One of the founders and supporters of the revolution is our winery for this week — AA Badenhorst. Their family wines are made and aged on Kalmoesfontein farm. Two cousins, Hein and Adi Badenhorst, own the property. They come from Constantia where their grandfather worked for 46 years at the Constantia Estate. Both their fathers also worked at the estate. The cousins have restored an old cellar on their Swartland farm that was last used in the 1930’s.

Adi grew up picking grapes at Constantia and worked also in vineyards in Bordeaux, the Rhône and Stellenbosch. In 2008, he bought  just under 150 acres in Paardeberg in Swartland with his cousin Hein. Most of their vines, mostly old bush vines, were planted in the 1950’s and 1960’s. They were Chenin Blanc, Cinsault and Grenache. Now, they grow their grapes sustainably in three different types of granite soils. The vines are not irrigated. Grapes, both red and white, are handled as whole bunches so they do not crush or de-stem.

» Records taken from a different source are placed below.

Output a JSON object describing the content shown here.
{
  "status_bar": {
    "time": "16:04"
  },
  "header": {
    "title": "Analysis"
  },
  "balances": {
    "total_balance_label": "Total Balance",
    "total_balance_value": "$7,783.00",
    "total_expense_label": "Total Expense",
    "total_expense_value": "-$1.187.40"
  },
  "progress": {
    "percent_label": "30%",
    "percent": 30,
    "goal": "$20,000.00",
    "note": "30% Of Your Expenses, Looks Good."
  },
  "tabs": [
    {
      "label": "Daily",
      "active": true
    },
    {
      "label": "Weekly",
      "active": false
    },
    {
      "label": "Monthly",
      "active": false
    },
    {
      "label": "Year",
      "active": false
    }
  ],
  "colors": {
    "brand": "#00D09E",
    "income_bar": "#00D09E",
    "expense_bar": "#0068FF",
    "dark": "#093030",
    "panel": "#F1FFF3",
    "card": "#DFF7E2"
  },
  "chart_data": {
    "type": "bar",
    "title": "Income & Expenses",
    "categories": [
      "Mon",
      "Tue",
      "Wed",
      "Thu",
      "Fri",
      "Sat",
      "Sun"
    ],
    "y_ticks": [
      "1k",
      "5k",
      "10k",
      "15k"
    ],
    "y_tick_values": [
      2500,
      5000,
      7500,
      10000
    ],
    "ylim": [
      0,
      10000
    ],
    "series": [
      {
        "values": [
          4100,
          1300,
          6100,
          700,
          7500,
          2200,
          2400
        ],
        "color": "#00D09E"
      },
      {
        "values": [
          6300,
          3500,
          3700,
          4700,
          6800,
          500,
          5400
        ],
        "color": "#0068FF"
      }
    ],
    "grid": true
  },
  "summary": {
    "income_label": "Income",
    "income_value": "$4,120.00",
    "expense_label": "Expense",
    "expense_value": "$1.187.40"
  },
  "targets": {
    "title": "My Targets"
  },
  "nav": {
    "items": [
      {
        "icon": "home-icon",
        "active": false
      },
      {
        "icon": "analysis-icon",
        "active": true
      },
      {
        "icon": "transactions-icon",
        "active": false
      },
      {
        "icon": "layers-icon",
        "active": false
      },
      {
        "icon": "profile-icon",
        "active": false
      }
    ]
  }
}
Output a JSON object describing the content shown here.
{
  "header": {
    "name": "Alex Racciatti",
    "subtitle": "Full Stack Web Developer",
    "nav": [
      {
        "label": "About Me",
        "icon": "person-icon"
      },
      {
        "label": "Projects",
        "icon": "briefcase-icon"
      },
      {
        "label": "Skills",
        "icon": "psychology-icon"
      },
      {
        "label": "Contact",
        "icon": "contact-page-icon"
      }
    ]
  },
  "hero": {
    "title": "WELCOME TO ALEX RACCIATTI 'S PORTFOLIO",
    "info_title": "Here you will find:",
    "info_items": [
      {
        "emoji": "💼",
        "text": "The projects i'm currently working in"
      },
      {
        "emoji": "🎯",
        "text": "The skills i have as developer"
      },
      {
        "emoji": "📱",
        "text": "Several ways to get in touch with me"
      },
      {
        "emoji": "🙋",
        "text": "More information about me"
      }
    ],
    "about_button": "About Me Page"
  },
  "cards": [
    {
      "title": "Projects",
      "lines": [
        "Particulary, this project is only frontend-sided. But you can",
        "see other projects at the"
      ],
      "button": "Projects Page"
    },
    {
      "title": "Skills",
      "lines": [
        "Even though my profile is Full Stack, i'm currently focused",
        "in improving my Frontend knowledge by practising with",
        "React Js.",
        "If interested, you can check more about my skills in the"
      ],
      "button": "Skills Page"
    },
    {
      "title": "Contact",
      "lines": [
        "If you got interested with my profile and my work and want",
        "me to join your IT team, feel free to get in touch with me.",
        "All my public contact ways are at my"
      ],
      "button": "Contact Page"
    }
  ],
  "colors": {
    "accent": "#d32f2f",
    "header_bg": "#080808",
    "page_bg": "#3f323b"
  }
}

The white grapes, ours for this week, are transferred immediately into old casks or concrete tanks for fermentation. The Badenhorst Curator White is a blend of Chenin Blanc, Chardonnay and Semillon. Fifty-four percent Chenin, 30 percent Chardonnay and 15 percent Semillon. It is pale medium yellow in color, with aromas of lemon candy, peaches and nectarines, flowers, honey and anise. This wine’s texture is silky with lush finish from the Chardonnay. A great wine for summer evenings, light foods, Asian flavors, sushi, salads, seafood. For $8.99.

But wait! Go back a second. Adding 54 and 30 and 15 only equals 99. That’s only 99 percent of the Curator. What’s wrong? We’re missing a piece of our wine. But, no, we just misplaced it. The last one percent of The Curator was used to make something else — a lovely fragrant soap with special skin softeners. The soap’s yours for $4.99.

So, we do have a full 100 percent. And then some! Enjoy.